Tug-of-War Model for Multi-armed Bandit Problem

机译：多武装强盗问题的拔河模型

获取原文

页面导航

摘要
著录项
相似文献
相关主题

摘要

We propose a model - the "tug-of-war (TOW) model" - to conduct unique parallel searches using many nonlocally correlated search agents. The model is based on the property of a single-celled amoeba, the true slime mold Physarum, which maintains a constant intracellular resource volume while collecting environmental information by concurrently expanding and shrinking its branches. The conservation law entails a "nonlocal correlation" among the branches, i.e., volume increment in one branch is immediately compensated by volume decrement(s) in the other branch(es).
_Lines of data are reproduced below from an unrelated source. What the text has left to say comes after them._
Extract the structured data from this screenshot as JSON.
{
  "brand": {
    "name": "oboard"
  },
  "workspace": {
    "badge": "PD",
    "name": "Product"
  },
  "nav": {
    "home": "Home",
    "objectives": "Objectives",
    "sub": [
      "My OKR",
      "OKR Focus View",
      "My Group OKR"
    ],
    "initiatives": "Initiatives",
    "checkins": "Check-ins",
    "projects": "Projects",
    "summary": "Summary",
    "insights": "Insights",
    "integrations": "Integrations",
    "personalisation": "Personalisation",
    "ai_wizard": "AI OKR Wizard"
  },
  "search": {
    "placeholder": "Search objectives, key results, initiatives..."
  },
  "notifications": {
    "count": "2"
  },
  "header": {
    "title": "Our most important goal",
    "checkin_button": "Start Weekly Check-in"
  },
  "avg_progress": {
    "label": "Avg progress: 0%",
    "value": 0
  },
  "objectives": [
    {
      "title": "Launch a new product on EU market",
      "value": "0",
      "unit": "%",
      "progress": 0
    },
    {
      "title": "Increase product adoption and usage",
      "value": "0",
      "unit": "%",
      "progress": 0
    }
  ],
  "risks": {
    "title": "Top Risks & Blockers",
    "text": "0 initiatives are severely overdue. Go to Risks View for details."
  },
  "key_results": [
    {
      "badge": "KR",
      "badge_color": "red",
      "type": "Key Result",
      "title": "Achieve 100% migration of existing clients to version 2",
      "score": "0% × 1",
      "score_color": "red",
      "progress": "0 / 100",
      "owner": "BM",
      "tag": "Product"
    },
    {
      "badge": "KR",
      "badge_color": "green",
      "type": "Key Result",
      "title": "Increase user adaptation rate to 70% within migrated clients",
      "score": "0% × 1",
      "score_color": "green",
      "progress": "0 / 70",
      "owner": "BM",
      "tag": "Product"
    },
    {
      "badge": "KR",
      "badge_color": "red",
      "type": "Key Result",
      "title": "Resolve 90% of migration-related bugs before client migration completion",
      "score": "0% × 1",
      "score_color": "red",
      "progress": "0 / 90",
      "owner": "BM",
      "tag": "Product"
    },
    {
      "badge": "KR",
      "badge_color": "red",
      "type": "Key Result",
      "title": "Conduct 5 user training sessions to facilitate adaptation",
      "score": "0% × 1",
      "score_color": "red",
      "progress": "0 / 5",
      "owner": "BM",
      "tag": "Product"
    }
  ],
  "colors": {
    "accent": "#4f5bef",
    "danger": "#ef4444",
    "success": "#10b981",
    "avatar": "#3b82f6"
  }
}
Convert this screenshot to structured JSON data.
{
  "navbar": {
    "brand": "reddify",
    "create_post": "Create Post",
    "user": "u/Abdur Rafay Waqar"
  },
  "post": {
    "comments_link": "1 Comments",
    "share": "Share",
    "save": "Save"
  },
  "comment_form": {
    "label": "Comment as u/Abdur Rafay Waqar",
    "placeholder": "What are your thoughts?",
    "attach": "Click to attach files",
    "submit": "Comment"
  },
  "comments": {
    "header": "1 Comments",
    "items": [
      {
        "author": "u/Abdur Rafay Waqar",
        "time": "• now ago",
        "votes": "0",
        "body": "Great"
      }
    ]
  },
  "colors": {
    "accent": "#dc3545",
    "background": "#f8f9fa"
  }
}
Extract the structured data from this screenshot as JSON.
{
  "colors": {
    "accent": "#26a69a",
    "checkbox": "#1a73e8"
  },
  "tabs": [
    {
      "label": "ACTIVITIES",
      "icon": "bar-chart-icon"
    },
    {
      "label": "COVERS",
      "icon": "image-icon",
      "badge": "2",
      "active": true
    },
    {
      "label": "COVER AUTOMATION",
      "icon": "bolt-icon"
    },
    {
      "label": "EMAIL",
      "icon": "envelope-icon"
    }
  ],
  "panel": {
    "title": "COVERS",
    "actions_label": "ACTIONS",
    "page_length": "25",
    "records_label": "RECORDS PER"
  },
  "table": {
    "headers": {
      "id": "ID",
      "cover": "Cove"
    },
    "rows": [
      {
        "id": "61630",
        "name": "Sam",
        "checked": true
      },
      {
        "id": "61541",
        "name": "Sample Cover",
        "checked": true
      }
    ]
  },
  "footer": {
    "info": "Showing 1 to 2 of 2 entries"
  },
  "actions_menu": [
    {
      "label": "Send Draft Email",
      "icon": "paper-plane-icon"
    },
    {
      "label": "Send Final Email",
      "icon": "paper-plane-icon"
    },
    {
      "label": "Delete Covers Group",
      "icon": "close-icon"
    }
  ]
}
This nonlocal correlation was shown to be useful for decision making in the case of a dilemma. The multi-armed bandit problem is to determine the optimal strategy for maximizing the total reward sum with incompatible demands. Our model can efficiently manage this "exploration-exploitation dilemma" and exhibits good performances. The average accuracy rate of our model is higher than those of well-known algorithms such as the modified e-greedy algorithm and modified softmax algorithm.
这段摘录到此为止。